2007-05-13

Progress So Far

Things I’ve learnt about the 6502 so far:

  • Memory in the range $0000-$00FF is called “zero page” memory. This can be accessed much faster than any other memory because the addresses are all 8-bit. This means that the 8-bit CPU can process the address in one go, instead of needing to process the second byte in a 16-bit address.
  • Memory in the range $0100-$01FF is used as the stack (this is why most of the programs I’ve seen so far locate themselves at address $0200 - it puts them past both the valuable zero page RAM and the unpredictable system stack).
  • Memory in the range $FFFA-$FFFF is used by the three interrupt commands.
  • The CPU supports several different addressing types (about 13, I think), all of which are far too tedious to detail here.

One thing I haven’t found out is how to get the memory address of a label. Say we have to following code:

        .ORG $0200      ;Locate asm at $0200

CODE    JSR LOAD        ;Jump to LOAD subroutine
        BRK             ;Stop running

LOAD    LDY #$1         ;Load 1 into Y register
        LDA ($30),Y     ;Load data in 1st byte after address in $30 into acc
        RTS             ;Return from subroutine

LIST    .DB #$20        ;Define a list of bytes
        .DB #$04

At the label “CODE”, before the subroutine jump, I want to load the address of the list into memory address $30. That way, my “LOAD” subroutine is completely generic.

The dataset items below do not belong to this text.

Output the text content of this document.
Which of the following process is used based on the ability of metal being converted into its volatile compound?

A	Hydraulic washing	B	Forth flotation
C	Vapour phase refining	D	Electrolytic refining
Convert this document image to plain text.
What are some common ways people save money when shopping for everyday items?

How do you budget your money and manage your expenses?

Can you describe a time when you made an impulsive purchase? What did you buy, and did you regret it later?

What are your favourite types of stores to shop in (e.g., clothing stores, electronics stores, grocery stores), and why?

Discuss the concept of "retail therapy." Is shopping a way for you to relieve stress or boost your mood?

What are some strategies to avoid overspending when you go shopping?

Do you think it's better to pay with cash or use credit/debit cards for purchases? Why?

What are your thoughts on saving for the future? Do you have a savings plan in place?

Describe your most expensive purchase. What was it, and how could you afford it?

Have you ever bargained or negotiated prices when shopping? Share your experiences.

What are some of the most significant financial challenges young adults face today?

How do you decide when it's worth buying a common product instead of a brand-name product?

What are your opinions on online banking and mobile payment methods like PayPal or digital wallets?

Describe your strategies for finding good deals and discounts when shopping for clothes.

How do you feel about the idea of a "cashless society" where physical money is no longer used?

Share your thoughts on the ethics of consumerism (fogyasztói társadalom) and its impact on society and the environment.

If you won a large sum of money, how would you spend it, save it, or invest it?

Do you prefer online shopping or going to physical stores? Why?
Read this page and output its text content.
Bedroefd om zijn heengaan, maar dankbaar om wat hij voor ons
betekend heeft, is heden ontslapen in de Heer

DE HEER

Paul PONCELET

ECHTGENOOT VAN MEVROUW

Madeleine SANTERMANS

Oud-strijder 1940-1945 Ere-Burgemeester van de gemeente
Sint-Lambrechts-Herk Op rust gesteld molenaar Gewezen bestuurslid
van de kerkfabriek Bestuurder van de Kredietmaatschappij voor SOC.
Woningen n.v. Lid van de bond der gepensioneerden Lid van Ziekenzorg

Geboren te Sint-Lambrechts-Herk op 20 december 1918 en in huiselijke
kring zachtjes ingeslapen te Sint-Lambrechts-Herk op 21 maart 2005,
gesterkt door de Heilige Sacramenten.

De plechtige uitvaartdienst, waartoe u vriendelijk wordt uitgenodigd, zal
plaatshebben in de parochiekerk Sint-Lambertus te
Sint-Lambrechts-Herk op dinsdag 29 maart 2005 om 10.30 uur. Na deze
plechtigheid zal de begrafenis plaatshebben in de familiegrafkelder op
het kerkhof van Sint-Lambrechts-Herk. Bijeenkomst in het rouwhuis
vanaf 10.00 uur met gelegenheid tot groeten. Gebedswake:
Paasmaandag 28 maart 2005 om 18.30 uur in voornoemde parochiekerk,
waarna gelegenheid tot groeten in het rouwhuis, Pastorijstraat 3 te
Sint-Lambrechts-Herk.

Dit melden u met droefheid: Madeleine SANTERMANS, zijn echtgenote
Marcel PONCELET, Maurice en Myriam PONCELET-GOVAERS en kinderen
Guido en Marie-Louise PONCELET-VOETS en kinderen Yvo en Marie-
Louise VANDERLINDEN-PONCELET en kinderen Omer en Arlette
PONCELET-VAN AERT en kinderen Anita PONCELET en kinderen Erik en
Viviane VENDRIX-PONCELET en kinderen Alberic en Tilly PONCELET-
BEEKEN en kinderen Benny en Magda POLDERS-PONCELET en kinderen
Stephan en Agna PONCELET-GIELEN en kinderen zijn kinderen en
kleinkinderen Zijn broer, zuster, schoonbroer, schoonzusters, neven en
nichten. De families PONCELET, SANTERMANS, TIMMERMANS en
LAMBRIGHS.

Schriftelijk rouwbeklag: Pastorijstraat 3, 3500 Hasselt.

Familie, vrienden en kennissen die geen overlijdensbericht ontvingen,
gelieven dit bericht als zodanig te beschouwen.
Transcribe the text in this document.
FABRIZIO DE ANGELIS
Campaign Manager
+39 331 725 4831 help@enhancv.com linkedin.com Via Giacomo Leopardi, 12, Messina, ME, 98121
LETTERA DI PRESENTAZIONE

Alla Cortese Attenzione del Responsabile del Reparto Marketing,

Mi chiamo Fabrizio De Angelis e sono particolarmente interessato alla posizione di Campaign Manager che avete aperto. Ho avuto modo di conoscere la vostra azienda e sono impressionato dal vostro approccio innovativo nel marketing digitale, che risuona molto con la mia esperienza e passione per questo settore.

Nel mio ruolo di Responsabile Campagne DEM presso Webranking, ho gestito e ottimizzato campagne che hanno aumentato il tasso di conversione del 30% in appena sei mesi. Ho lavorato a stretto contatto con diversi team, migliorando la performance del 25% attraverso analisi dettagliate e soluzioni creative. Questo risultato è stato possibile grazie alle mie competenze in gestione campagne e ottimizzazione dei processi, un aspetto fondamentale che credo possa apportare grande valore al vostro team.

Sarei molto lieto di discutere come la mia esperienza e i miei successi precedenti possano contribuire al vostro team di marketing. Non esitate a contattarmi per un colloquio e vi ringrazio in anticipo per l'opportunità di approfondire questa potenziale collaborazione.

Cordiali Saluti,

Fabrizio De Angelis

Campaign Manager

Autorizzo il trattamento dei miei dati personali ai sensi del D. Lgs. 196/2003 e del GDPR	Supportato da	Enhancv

I can define as many lists as I like (each with different labels, natch), and I can call the “LOAD” subroutine on any of them as long as I load the list’s start address into $30. I’d expect to be able to do this with the commands:

         LDA LIST       ;Load the address of list into the accumulator
         STA $30        ;Store accumulator into address $30
         LDA LIST+1     ;Load other byte of address into acc
         STA $31        ;Store accumulator into address $31

The bytes are probably the wrong way around as the little-endian-ness hasn’t quite sunk in yet. Anyway, that doesn’t work - what happens here is that LIST is treated as an absolute memory address (a pointer), and the first LDA command loads the first list item into the accumulator (in C terms, it automatically dereferences the pointer and gives me the data). There doesn’t seem to be any way to get at the actual address of the list. So how am I going to make my generic list subroutine? I have no idea. I imagine it involves more reading.

(A few minutes later)

Oh, no - it’s actually quite easy. At least, it is in the “6502 Simulator” Windows program I’m using to code with. The code should look like this:

         LDA #<LIST     ;Load low byte of LIST into acc
         STA $30        ;Store low byte at address $30
         LDA #>LIST     ;Load high byte of LIST into acc
         STA $31        ;Store high byte at address $31

Prefixing a label with a hash turns it into an immediate number instead of an absolute memory address (ie. we can get the memory address instead of treating it as a pointer and retrieving the data pointed to by the label). Using the greater than/less than symbols allows us to extract individual bytes from the 16-bit address.